Door-to-door campaign for Karcher Artspace
BY DAN MORAN dmoran@stmedianetwork.com April 8, 2011 8:14PM
The Illinois Housing Development Authority awarded a $9.3 million grant to convert the nine-story Karcher Hotel building, located at 405 Washington Street in Waukegan, into 36 lofts through the nonprofit Artspace Projects Inc. | Ryan Pagelow~Sun-Times Media
Updated: June 8, 2011 4:46AM
Volunteers plan to start a door-to-door campaign this weekend to help put a dent in the private-sector money needed to complete the proposed renovation of the Karcher Hotel on Washington Street.

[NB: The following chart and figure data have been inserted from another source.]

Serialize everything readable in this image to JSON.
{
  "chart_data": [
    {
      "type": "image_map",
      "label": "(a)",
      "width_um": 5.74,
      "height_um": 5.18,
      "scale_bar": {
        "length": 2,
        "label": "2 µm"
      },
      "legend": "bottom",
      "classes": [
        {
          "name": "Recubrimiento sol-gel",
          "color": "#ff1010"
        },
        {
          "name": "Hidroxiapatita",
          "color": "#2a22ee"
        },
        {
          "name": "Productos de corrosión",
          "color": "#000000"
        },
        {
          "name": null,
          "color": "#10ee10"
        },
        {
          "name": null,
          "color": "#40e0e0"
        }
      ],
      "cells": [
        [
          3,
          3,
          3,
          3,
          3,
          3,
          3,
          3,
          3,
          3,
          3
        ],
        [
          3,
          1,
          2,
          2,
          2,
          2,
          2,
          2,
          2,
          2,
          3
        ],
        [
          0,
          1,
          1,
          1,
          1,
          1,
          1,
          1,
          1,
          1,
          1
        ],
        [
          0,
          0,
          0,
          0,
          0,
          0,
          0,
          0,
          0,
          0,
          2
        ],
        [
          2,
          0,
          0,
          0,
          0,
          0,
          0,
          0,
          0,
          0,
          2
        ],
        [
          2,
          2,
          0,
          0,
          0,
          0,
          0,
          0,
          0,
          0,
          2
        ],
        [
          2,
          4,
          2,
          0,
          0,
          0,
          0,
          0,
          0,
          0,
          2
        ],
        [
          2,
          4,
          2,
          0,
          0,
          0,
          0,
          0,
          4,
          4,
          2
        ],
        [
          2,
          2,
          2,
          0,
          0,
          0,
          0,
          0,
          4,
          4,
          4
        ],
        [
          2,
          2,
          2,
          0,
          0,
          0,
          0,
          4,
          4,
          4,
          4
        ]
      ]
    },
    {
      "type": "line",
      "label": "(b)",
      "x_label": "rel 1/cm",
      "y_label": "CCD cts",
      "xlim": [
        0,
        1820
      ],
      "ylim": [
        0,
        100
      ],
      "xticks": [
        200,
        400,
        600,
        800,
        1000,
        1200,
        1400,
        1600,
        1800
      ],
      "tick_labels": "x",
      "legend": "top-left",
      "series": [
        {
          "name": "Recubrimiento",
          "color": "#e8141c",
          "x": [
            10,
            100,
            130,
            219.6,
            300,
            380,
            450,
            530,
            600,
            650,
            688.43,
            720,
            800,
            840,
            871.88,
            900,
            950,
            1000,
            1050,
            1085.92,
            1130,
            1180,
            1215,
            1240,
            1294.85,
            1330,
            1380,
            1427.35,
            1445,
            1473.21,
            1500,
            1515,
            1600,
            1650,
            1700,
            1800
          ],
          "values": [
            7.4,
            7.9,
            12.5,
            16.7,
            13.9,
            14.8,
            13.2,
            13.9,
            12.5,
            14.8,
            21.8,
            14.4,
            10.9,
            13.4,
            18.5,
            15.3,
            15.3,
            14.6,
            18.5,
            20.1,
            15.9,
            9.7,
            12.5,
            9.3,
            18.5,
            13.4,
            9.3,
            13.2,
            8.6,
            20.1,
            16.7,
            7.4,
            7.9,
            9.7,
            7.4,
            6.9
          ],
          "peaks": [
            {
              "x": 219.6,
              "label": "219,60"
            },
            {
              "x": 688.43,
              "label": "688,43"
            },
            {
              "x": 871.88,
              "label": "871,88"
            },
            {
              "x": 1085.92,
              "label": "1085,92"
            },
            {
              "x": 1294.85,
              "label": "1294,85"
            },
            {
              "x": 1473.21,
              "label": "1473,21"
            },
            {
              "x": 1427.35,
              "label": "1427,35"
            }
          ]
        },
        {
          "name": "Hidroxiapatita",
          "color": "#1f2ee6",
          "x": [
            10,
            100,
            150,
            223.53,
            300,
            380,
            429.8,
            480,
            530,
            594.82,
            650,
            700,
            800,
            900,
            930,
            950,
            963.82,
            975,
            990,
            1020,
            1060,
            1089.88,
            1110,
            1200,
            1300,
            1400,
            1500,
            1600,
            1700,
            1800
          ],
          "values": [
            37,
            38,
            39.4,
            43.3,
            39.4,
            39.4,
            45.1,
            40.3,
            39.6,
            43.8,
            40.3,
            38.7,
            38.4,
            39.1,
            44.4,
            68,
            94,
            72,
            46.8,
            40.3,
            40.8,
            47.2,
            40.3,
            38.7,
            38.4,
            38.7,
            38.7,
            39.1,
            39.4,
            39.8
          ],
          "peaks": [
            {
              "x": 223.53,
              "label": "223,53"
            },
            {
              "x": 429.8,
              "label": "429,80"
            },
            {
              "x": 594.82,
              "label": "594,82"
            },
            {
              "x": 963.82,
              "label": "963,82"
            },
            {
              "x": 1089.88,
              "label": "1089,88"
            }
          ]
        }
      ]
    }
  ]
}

Waukegan Main Street executive director Violet Ricker said around 30 volunteers from her organization, Waukegan High School and St. Martin de Porres High School will visit residences in the 6th and 7th wards during the first of four scheduled Saturdays intended to cover the entire city.
“We’re going to ask everybody in Waukegan for $5,” Ricker said. “We’re hoping to make this more of a grass-roots, community-based project.”
The final funding component of the proposed $12.5 million renovation by Artspace Projects Inc. is $500,000 in “private philanthropic sources,” according to a case for support posted by the organization at artspacewaukegan.org.
Artspace Director of Property Development Heidi Kurtze told the City Council in late February that the funding gap was between $450,000 and $200,000. On Thursday, Ricker reported that $65,000 is in hand and another $150,000 has been pledged from foundations and corporations.
Ricker also said Thursday that the money from the capital campaign is “coming in little by little. We’re trying to get some big donors and corporations to give us $1,000 or $5,000 at a time, and it’s going, but it’s going slow.”
She added that the volunteers on Saturday will be wearing custom t-shirts and will have flyers detailing the Karcher Lofts project, an approach that she said is designed to both educate residents who are unaware of the effort and reassure potential donors about the legitimacy of the campaign.
Artspace has already secured $9.23 million in low-income tax credits from the Illinois Housing Development Authority, $550,000 from downtown-redevelopment sales tax revenue, and $1.7 million in tax-increment financing over 20 years.
The proposal calls for 36 live/work units for artists and 2,400 square feet of commercial/retail space in the 83-year-old Karcher, which has been boarded up since a December 1984 fire.
“Artspace projects pay taxes, operate in the black (and) require no ongoing philanthropic support,” the project outline states. “All Artspace projects are structured to be financially self-sustaining. This is chiefly because our business model does not rely on borrowing beyond a modest first mortgage that can be amortized by tenant rents.”